Comment by _wire_

Comment by _wire_ 7 days ago

5 replies

Any involvement in reporting / fixing bugs is development. Why do app developers think their customers need to be or want to be developers?

What other industry relies on its customers as implicit developers?

Making bug reporting easier means an intentional push to foist more of Development's work upon customers and a bias towards more bugs.

BUG OR FEATURE?

If you can't tell, then we can understand why Knuth call it "the art" of computer programming, as in the artist's uncertainty of creation as compared to the engineer's confidence.

The fact that half the SW industry prefers to avoid a distinction between bugs and features— as in bugs that don't get reported are regarded as features— shows the profligate laziness and opportunism of so called Software Engineering.

AI is a stunning example of a global industry built by computer technologists who don't care about understanding their own work, and lack the creative and social spark to conduct themselves as artists.

Just listen G. Hinton babble philosophically for 10 minutes and you will grasp the magnitude of incompetence at work.

TheAceOfHearts 7 days ago

I think reporting problems is just part of being a good citizen that participates in a shared culture. If I visit a park or shop and something is broken, it's worth putting in a bit of effort to report it. If everyone chips in a little bit of effort it makes the overall experience of everyone much better. Are you the type of person to also not return the shopping cart to the corral?

The number of hardware and software combinations are impossibly large, so you're unlikely to be handling everything perfectly if the application is doing anything complicated.

foobarchu 7 days ago

> What other industry relies on its customers as implicit developers?

I would say most of them.
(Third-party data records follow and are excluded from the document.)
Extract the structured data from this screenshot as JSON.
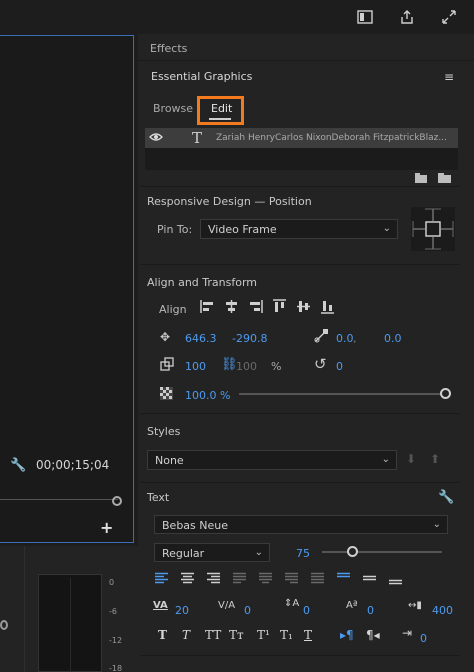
{
  "toolbar": {
    "icons": [
      "panel-icon",
      "export-icon",
      "fullscreen-icon"
    ]
  },
  "monitor": {
    "timecode": "00;00;15;04"
  },
  "audio_meter": {
    "ticks": [
      "0",
      "-6",
      "-12",
      "-18"
    ]
  },
  "panel": {
    "effects_label": "Effects",
    "title": "Essential Graphics",
    "tabs": {
      "browse": "Browse",
      "edit": "Edit"
    },
    "layer_text": "Zariah HenryCarlos NixonDeborah FitzpatrickBlaz...",
    "responsive": {
      "header": "Responsive Design — Position",
      "pin_label": "Pin To:",
      "pin_value": "Video Frame"
    },
    "align": {
      "header": "Align and Transform",
      "align_label": "Align",
      "pos_x": "646.3",
      "pos_y": "-290.8",
      "anchor_x": "0.0",
      "anchor_y": "0.0",
      "scale": "100",
      "scale_locked_value": "100",
      "scale_unit": "%",
      "rotation": "0",
      "opacity": "100.0 %",
      "opacity_level": 1.0
    },
    "styles": {
      "header": "Styles",
      "value": "None"
    },
    "text": {
      "header": "Text",
      "font": "Bebas Neue",
      "weight": "Regular",
      "size": "75",
      "size_level": 0.25,
      "tracking": "20",
      "kerning": "0",
      "leading": "0",
      "baseline": "0",
      "tsume": "400"
    }
  },
  "colors": {
    "accent_blue": "#4d9bf0",
    "highlight_orange": "#f47a20",
    "panel_bg": "#232323"
  }
}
To list a few:

- restaurants (almost all of them will send you feedback surveys these days, they also rely on you to tell them if they, for example, cooked your steak to the wrong temp)

- property maintenance (again, feedback surveys)
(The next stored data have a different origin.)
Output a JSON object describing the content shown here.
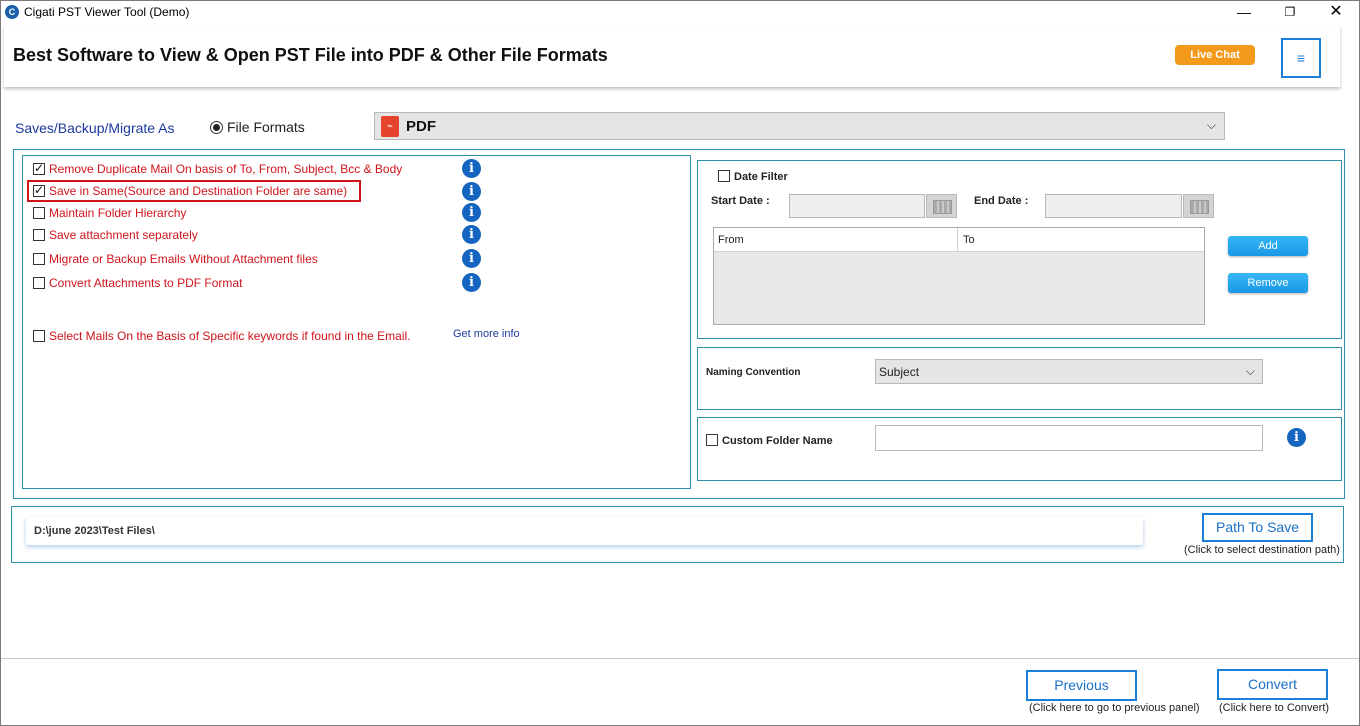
{
  "window": {
    "title": "Cigati PST Viewer Tool (Demo)",
    "minimize": "—",
    "maximize": "❐",
    "close": "✕"
  },
  "header": {
    "title": "Best Software to View & Open PST File into PDF & Other File Formats",
    "live_chat": "Live Chat",
    "menu_icon": "≡"
  },
  "saveas": {
    "label": "Saves/Backup/Migrate As",
    "radio_label": "File Formats",
    "format_value": "PDF"
  },
  "options": [
    {
      "label": "Remove Duplicate Mail On basis of To, From, Subject, Bcc & Body",
      "checked": true
    },
    {
      "label": "Save in Same(Source and Destination Folder are same)",
      "checked": true
    },
    {
      "label": "Maintain Folder Hierarchy",
      "checked": false
    },
    {
      "label": "Save attachment separately",
      "checked": false
    },
    {
      "label": "Migrate or Backup Emails Without Attachment files",
      "checked": false
    },
    {
      "label": "Convert Attachments to PDF Format",
      "checked": false
    }
  ],
  "keywords": {
    "label": "Select Mails On the Basis of Specific keywords if found in the Email.",
    "more_info": "Get more info"
  },
  "date_filter": {
    "label": "Date Filter",
    "start_label": "Start Date :",
    "end_label": "End Date :",
    "col_from": "From",
    "col_to": "To",
    "add": "Add",
    "remove": "Remove"
  },
  "naming": {
    "label": "Naming Convention",
    "value": "Subject"
  },
  "custom_folder": {
    "label": "Custom Folder Name",
    "value": ""
  },
  "path": {
    "value": "D:\\june 2023\\Test Files\\",
    "button": "Path To Save",
    "hint": "(Click to select destination path)"
  },
  "footer": {
    "previous": "Previous",
    "previous_hint": "(Click here to go to previous panel)",
    "convert": "Convert",
    "convert_hint": "(Click here to Convert)"
  },
  "colors": {
    "accent": "#1a7fd8",
    "option_text": "#d0141c",
    "label_blue": "#1d3a9e",
    "live_chat": "#f39a1d"
  }
}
- auto mechanics (if the thing they fixed is still broken, a good mechanic wants to know)

- doctors (they rely heavily on YOU to tell you what wrong with your body)

- democratic political systems (when working correctly)

- road infrastructure (the city won't fix potholes nobody is reporting, and they won't do anything about badly tuned traffic lights nobody complains about)

- vaccines and medicine (the testing phase may not uncover every possible single side effect, they need recipients/users to report those if they happen)

(Please nobody come back with cynical takes on how these aren't helpful in their specific case/location, that's clearly not the point)

  • bdangubic 7 days ago

    none of these are bugs, they are complaints about specific date/time/incident.

    restaurants

    undercooked steak is not a bug unless every single steak on every single day is undercooked

    property maintenance

    same thing (and weird example)

    auto mechanics

    also not a bug, bad part, mechanic who didn’t get laid the nite before… not bugs…

    doctors

    not sure how to even respond to this… :)

    democratic political systems

    would be nice :)

    road infrastructure

    wear and tear :)

    • foobarchu 7 days ago

      I think it's a given that I'm not using perfect metaphors, dissecting them is ignoring the point.

      Users operate with different configurations, hardware, and needs. It is literally impossible to release bug free software. Every developer should try their best, obviously, but NOT requesting that bugs be reported is pure hubris on anyone's part

    • bee_rider 7 days ago

      The unfortunate situation is that bugs in modern software just seem to… show up, as if their appearance is an ongoing maintainence issue rather than the outcome of something somebody on the development team did.

      But, anyone who took the time to write bug-free code went out of business decades ago.